“I see quality compliance as a learning curve, while one should bear in mind that regulatory standards are also constantly evolving.”
Binish Chudgar, Intas
“In India, pharmaceutical companies have had mixed success in upgrading their quality systems, and the number of warning letters from the US FDA to Indian manufacturing sites has increased in the last five years. While the proportion of official action indicated (OAI) and voluntary action indicated (VAI) decisions in US FDA inspections has remained the same (around 65 percent), the number of inspections increased by 30 percent in 2015. That same year, when some of our members received warning letters from the US FDA, it came as quite a surprise,” relates Dilip G Shah of the IPA, before adding: “we did not, however, take the view that India and Indian companies were being targeted as we had a fairly positive relationship with the US FDA.”
“Our risk-based site selection model focuses on drug manufacturing establishments, rather than countries,” highlights Dr. Letitia Robinson, director of the US FDA India Office, while stressing that the problems encountered by the FDA’s investigators in India are similar to those seen around the world in manufacturing: “common issues include inadequate or poor quality systems implementation, data integrity issues, inadequate validation of various processes used in manufacturing or testing, and product contamination,” she adds.

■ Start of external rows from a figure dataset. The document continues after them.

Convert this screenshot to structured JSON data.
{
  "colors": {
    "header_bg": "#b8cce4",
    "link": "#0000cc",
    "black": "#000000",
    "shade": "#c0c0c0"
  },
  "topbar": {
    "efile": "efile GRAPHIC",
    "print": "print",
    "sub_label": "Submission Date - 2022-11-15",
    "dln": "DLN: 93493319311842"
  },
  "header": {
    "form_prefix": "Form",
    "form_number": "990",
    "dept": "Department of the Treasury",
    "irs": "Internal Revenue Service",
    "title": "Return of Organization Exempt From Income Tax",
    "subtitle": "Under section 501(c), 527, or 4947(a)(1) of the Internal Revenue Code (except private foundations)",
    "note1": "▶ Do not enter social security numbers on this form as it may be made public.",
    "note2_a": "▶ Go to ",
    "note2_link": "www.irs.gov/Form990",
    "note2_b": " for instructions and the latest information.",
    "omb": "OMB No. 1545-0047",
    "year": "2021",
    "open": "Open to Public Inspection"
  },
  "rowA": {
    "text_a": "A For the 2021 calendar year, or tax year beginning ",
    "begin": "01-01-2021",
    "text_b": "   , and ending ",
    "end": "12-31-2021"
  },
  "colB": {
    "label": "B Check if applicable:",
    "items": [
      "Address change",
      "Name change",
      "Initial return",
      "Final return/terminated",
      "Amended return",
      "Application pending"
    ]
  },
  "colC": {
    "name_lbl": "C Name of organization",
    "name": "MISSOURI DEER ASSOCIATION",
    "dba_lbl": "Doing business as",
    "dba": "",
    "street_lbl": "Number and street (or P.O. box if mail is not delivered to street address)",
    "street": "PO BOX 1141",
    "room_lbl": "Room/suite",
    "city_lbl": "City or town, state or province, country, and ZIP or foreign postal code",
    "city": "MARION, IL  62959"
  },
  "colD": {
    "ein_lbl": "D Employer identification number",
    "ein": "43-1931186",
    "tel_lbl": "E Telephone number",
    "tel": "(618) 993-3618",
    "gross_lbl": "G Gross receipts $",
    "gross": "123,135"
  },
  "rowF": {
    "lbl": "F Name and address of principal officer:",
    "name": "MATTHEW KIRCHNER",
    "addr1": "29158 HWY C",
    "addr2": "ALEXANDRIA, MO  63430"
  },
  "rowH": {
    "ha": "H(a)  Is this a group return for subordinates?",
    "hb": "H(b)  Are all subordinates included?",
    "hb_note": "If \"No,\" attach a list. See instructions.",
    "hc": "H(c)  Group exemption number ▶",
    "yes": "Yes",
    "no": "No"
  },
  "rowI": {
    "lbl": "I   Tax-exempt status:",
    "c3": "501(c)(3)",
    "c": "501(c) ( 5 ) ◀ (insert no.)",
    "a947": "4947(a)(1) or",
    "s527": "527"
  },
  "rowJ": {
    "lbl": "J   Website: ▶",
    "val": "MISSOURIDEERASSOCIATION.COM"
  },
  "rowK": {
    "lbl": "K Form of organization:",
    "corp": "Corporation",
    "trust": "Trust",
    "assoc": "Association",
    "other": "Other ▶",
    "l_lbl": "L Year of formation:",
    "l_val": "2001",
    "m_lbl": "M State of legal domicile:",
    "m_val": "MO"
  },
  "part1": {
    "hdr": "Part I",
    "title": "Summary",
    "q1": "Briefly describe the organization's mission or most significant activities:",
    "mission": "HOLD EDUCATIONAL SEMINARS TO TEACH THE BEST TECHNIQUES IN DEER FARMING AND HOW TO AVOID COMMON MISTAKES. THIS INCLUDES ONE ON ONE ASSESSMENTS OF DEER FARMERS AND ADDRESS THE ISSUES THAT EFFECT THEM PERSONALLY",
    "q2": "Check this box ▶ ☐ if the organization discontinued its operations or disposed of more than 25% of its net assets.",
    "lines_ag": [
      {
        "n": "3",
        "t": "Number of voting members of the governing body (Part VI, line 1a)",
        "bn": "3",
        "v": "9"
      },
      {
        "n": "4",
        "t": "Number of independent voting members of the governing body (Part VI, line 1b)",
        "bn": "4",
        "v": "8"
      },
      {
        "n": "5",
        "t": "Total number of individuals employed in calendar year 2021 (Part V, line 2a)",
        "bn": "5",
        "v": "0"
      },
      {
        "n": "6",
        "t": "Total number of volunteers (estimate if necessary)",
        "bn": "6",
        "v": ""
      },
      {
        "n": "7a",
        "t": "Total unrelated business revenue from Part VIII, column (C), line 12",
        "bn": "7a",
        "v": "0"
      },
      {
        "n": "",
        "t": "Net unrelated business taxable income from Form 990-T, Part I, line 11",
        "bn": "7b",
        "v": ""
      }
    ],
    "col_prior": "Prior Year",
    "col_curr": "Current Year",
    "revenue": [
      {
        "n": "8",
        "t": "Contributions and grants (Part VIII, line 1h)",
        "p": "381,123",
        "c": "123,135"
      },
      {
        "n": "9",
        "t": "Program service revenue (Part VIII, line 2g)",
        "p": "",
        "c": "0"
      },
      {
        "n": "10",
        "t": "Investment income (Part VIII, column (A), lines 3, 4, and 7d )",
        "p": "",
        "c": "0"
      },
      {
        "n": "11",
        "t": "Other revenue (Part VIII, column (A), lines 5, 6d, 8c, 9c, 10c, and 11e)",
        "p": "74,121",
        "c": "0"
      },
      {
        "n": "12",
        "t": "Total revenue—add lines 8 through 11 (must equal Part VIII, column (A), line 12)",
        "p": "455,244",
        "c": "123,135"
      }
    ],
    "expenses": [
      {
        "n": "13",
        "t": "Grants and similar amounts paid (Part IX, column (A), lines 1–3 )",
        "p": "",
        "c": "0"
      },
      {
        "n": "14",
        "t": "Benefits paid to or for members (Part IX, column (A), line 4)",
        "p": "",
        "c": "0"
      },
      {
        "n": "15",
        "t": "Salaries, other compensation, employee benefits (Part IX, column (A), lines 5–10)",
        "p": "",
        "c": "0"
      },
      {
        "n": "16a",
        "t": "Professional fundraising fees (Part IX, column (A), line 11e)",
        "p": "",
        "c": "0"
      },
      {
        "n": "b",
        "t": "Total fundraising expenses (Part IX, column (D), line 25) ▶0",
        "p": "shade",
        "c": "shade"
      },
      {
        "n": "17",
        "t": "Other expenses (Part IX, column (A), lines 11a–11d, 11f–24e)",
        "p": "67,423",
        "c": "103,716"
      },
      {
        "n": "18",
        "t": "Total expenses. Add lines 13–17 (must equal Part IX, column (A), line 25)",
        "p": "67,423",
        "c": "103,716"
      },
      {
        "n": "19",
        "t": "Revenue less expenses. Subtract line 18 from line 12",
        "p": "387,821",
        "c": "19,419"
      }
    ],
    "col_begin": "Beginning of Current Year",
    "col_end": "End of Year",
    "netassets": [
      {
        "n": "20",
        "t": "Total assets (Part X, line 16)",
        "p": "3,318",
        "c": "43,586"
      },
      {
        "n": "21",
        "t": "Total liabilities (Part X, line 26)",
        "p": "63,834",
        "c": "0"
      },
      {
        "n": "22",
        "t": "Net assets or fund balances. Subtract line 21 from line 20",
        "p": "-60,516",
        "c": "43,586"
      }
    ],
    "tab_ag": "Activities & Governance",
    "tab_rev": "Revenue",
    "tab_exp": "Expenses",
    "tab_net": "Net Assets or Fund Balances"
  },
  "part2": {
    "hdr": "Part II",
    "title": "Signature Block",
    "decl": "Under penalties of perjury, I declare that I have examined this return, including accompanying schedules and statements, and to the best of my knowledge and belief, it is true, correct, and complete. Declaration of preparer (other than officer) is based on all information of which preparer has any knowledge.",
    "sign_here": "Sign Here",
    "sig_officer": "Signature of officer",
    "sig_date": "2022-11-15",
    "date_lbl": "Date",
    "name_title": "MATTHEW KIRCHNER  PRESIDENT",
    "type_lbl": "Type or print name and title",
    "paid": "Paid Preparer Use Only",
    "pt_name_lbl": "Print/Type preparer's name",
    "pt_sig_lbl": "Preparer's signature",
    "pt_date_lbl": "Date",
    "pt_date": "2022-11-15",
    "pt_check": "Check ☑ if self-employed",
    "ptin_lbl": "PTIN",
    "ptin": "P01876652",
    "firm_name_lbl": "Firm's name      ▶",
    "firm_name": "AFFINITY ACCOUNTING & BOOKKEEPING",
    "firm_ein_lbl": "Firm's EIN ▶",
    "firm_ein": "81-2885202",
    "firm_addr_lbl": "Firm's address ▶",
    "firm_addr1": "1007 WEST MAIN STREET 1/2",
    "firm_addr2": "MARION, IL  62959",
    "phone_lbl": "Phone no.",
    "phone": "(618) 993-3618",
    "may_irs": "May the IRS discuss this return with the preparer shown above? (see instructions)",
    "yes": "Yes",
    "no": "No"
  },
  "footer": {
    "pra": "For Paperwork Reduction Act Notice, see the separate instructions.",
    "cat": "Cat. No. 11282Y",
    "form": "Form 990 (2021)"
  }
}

“The level of regulatory scrutiny that a pharmaceutical company has to cope with often depends on the significance of its market share in the relevant country – especially when it comes to the US FDA. In this regard, it truly makes a difference whether a company holds only a handful of products or ships 50+ INNs from a given plant; when holding a small market share, regulators would typically not go into full details, but compliance inspections suddenly reveal themselves extremely stringent and in depth once a company has a substantial position,” considers Binish Chudgar, vice-chairman and managing director of Intas, the largest privately-owned Indian pharmaceutical company with sales of over USD 1.7 billion during the last financial year. In the meantime, recent inspections seem to indicate that stringent regulatory scrutiny has been broadened to encompass API manufacturing plants, in addition to the formulation plants primarily targeted in the first place.
“I see quality compliance as a learning curve, while one should bear in mind that regulatory standards are also constantly evolving. Across our multiple manufacturing plants, Intas has successfully passed 50+ US FDA inspections over the past two decades, and the US FDA inspects one of our plants every six months on average,” he adds. As part of the findings of IPA’s Quality Forum – set up in 2015 with the vision of helping the Indian pharma industry achieve excellence in quality – progress has evidently already been made over the past three years: while Indian manufacturers accounted for 50 percent of all warning letters issued by the US FDA to non US-sites in 2015 – Chinese sites making up only 13 percent of the total – this number decreased to 29 percent in 2017 for India-based sites and grew to 35 percent for China-based sites.
In the meantime, regulatory and compliance issues do not seem to have utterly cooled down the eagerness of leading international companies to acquire India-based manufacturers and/or service providers, especially in very sophisticated product areas. For example, Swedish CDMO Recipharm completed the acquisition of India-based CDMO Kemwell in 2016 and acquired a majority stake in Nitin Lifesciences, an Indian sterile injectables CMO. In the same year Baxter agreed to purchase India-based Claris Injectables (including its three Ahmedabad-based manufacturing plants) for USD 625 million.